Rencontré mardi 8 septembre 2026 dans son atelier à Gbessia, Cité de l’Air, Mohamed Fofana, soudeur, a regretté l’absence de courant qui les empêche de travailler, alors même qu’ils disposent de contrats.

« Là où nous sommes, c’est l’affaire du courant qui nous fatigue. Nous avons du travail, mais il n’y a pas de courant. S’il part le matin, il revient à midi, parfois seulement le soir. Certains clients sont pressés ; nous sommes obligés de travailler la nuit. À l’heure actuelle, tout le monde souffre à cause de cette situation. Partout dans les quartiers, il n’y a pas de courant. Nous travaillons grâce à l’électricité, c’est ainsi que nous gagnons notre vie. Mais s’il n’y a pas de courant, comment pouvons‑nous subvenir à nos besoins ? » s’interroge-t-il.
Il ajoute : « C’est un travail qui existe, mais nous ne pouvons pas l’exercer. Parfois, nous restons toute la journée sans rien faire. Certains d’entre nous viennent de loin ; moi, je viens de 36. Si tu viens et que tu restes sans travailler, ce n’est‑ce pas du gaspillage de transport ? Quand un client te confie un travail, il ne regarde pas le courant, il veut juste son travail fini. » Il précise qu’à l’heure actuelle, ils n’arrivent même plus à couvrir leurs dépenses.
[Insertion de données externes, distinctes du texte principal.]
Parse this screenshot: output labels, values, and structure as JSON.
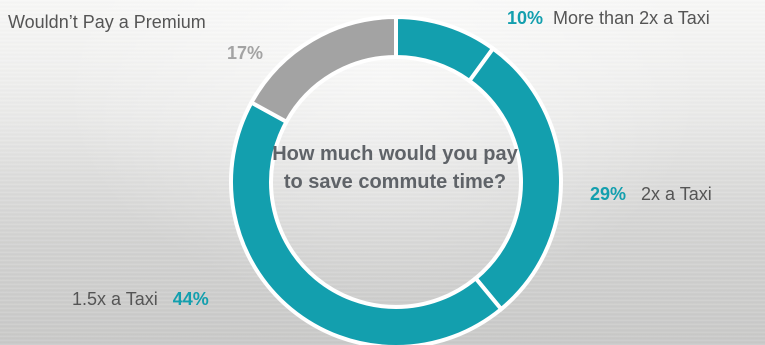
{
  "chart_data": {
    "type": "pie",
    "title": "How much would you pay to save commute time?",
    "slices": [
      {
        "label": "More than 2x a Taxi",
        "value": 10,
        "display": "10%",
        "color": "#139fae"
      },
      {
        "label": "2x a Taxi",
        "value": 29,
        "display": "29%",
        "color": "#139fae"
      },
      {
        "label": "1.5x a Taxi",
        "value": 44,
        "display": "44%",
        "color": "#139fae"
      },
      {
        "label": "Wouldn’t Pay a Premium",
        "value": 17,
        "display": "17%",
        "color": "#a3a3a3"
      }
    ],
    "legend": "none",
    "grid": false
  },
  "colors": {
    "accent": "#139fae",
    "muted": "#a3a3a3",
    "label_text": "#555555",
    "title_text": "#5f6368"
  }
}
Il a conclu en sollicitant l’intervention du chef de l’État afin que la population bénéficie d’une fourniture d’électricité régulière : « Le peuple souffre, surtout nous, les ouvriers. »
Il serait souhaitable que des mesures adéquates soient prises par les autorités pour résoudre ce problème d’électricité qui touche une grande partie de la population de Conakry.